Throughout this book, we’ve examined individual patterns in isolation. In the real world, effective agent systems combine multiple patterns into composite architectures tailored to specific use cases. This chapter presents case studies showing how the patterns come together.
Given a GitHub issue description, automatically navigate a codebase, understand the problem, and produce a working fix.

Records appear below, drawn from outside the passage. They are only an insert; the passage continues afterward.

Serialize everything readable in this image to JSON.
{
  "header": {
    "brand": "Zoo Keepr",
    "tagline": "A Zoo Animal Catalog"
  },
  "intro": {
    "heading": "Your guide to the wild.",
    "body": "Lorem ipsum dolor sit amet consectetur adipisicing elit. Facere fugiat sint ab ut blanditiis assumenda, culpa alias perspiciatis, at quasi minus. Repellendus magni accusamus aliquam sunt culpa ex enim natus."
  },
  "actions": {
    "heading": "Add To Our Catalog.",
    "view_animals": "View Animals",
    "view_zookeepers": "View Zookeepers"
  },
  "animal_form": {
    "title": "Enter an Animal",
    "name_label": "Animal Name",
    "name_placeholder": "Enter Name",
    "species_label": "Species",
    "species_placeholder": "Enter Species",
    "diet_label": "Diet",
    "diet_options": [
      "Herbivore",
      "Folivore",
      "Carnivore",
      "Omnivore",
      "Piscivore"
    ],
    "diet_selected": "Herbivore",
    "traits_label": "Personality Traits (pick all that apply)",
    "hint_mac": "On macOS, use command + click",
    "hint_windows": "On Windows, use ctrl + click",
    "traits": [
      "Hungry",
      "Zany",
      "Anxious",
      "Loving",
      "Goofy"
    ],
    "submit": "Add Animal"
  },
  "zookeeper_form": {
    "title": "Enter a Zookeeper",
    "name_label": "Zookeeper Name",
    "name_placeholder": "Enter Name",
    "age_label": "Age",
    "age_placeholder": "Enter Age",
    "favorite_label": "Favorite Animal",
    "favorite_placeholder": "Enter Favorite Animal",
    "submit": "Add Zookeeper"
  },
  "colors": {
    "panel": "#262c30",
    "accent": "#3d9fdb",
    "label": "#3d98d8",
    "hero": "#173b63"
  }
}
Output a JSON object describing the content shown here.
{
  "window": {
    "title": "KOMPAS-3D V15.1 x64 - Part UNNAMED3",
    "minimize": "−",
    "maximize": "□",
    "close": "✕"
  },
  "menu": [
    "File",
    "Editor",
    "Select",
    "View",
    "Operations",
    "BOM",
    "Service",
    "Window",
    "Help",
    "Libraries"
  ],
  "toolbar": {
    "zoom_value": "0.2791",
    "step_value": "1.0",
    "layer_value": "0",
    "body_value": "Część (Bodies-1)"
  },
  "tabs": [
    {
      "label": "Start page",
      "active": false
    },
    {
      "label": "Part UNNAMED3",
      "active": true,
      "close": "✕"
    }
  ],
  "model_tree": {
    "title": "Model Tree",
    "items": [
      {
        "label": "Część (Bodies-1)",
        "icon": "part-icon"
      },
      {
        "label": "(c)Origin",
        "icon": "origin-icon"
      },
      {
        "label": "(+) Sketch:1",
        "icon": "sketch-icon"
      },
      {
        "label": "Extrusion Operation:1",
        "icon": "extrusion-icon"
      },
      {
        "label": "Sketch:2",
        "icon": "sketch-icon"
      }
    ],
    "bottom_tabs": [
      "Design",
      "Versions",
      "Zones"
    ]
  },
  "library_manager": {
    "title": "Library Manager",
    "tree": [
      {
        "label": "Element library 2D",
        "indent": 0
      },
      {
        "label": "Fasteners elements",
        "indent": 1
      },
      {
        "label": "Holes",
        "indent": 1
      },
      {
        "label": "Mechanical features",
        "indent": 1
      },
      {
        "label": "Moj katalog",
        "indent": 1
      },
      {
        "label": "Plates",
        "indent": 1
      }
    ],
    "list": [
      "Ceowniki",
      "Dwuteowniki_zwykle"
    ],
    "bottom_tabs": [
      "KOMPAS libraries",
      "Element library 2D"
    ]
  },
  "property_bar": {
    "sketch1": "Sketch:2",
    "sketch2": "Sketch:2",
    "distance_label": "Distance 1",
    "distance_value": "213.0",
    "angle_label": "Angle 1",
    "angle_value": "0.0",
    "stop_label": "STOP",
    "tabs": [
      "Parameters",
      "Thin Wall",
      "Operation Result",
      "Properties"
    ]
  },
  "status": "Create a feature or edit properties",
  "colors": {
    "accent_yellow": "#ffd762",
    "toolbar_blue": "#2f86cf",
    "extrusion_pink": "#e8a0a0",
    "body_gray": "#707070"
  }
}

This is one of the most successful applications of agentic AI. Anthropic’s coding agent, which achieves state-of-the-art results on the SWE-bench Verified benchmark, uses a relatively simple architecture:
┌─────────────────────────────────────────┐
│ Coding Agent Architecture │
│ │
│ ┌─────────┐ ┌───────────────────┐ │
│ │ Issue │───►│ Agent Loop │ │
│ │ Input │ │ (ReAct Pattern) │ │
│ └─────────┘ └───────┬───────────┘ │
│ │ │
│ ┌──────────┼──────────┐ │
│ │ │ │ │
│ ┌────▼───┐ ┌───▼────┐ ┌───▼──┐ │
│ │ Search │ │ Read │ │ Edit │ │
│ │ Code │ │ File │ │ File │ │
│ └────────┘ └────────┘ └──────┘ │
│ │ │ │ │
│ ┌────▼───┐ ┌───▼────┐ ┌───▼──┐ │
│ │ List │ │ Run │ │ Bash │ │
│ │ Dir │ │ Tests │ │ Cmd │ │
│ └────────┘ └────────┘ └──────┘ │
│ │
└─────────────────────────────────────────┘
| Pattern | How It’s Used |
|---|---|
| Agent Loop | Core execution: reason about the issue, explore code, make changes, test |
| Tool Use | File operations, code search, test execution, bash commands |
| Planning | Implicit — the agent decides what files to examine and in what order |
| Reflection | Agent runs tests and uses failures to revise its changes |
| ACI Design | Critical — tools use absolute paths, return focused results |
“We actually spent more time optimizing our tools than the overall prompt.” — Anthropic
The tool interface design (Chapter 13) was the single most impactful investment. When they switched from relative to absolute file paths, tool-use errors dropped to near zero.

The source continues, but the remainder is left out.